The play is a fictionalized account of the 1925 Scopes Trial which pitted Darwinism against Christianity and, in Lawrence and Lee’s McCarthy era retelling, became emblematic of the vital need to defend the right of freedom of thought and speech, a topic that still resonates, even though the play itself feels rather dusty and clunky in places. In the play, Bertram Cates, a somewhat callow young schoolteacher is put on trial for teaching his students Charles Darwin’s The Origin of Species and, by doing so, contravening the Butler Act.

The prosecution calls in Brady, a former presidential candidate and renowned orator (who was based on William Jennings Bryan) while the defence draws the attentions of the wily, white-haired Drummond (who was based on the renowned criminal lawyer and civil libertarian Clarence Darrow).

The first half of Nunn’s production focuses on background and atmosphere, conveying a strong sense of sweat-laced Southern summer heat as it moves towards the second act clash between these two powerful speakers, with Drummond unorthodoxly putting Brady on the stand. Try as he might, Nunn can’t do much about the play’s preachiness and its forced flairs of sentimentality.

Spacey’s performance as the grandstanding Drummond is physically impressive — hunch-shouldered with a slow, shuffling gait and an almost audible creak of the knees when required to stand. More importantly, it’s also a remarkably nuanced turn; his Drummond is charismatic and occasionally fiery with an undercurrent of clear-eyed intelligence. Troughton is even slightly more impressive as the lumbering Brady, talking himself into a corner without realizing it and crumpling into his wife’s arms when he fears people are mocking him, but still maintaining a strong degree of dignity and oratorical heft. On the down side, there’s a fair degree of scenery-chewing in the supporting cast, a pitfall which is mostly avoided by Sonya Cassidy, as Rachel the conflicted minister’s daughter, and less so by Mark Dexter as E.K Hornbeck, the sarcastic Baltimore journalist.

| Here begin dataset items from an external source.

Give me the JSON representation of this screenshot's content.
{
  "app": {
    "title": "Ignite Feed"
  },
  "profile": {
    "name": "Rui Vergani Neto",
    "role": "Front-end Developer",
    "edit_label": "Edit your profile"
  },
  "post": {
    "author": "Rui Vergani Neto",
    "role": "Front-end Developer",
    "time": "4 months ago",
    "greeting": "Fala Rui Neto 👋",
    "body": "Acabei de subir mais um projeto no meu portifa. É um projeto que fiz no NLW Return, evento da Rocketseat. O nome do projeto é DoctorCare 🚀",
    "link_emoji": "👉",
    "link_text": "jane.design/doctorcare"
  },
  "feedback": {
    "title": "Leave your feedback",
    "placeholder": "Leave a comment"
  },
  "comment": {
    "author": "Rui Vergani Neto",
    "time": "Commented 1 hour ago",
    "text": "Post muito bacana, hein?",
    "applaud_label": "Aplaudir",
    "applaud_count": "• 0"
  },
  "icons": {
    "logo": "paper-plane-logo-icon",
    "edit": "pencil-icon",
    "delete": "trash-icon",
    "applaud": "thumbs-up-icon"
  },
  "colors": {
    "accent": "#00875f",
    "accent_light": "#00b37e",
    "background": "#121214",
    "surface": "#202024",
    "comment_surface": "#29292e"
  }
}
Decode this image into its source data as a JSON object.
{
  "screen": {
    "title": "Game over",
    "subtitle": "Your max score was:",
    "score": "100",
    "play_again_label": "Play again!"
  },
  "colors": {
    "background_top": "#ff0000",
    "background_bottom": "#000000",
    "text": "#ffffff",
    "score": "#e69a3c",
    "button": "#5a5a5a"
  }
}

Rob Howell’s sepia-tinged set gives the illusion of great depth and space which is fortunate as the play is notoriously large in scale, written for up to 25 actors plus a large number of extras. The stage at times feels excessively cluttered even though Nunn has, rather ingeniously, placed the jurors in the front row of the stalls (allowing Spacey and Troughton to aim their arguments directly into the audience).

While this is a polished and well-paced production of a classic play, it’s ultimately a little hollow at its heart.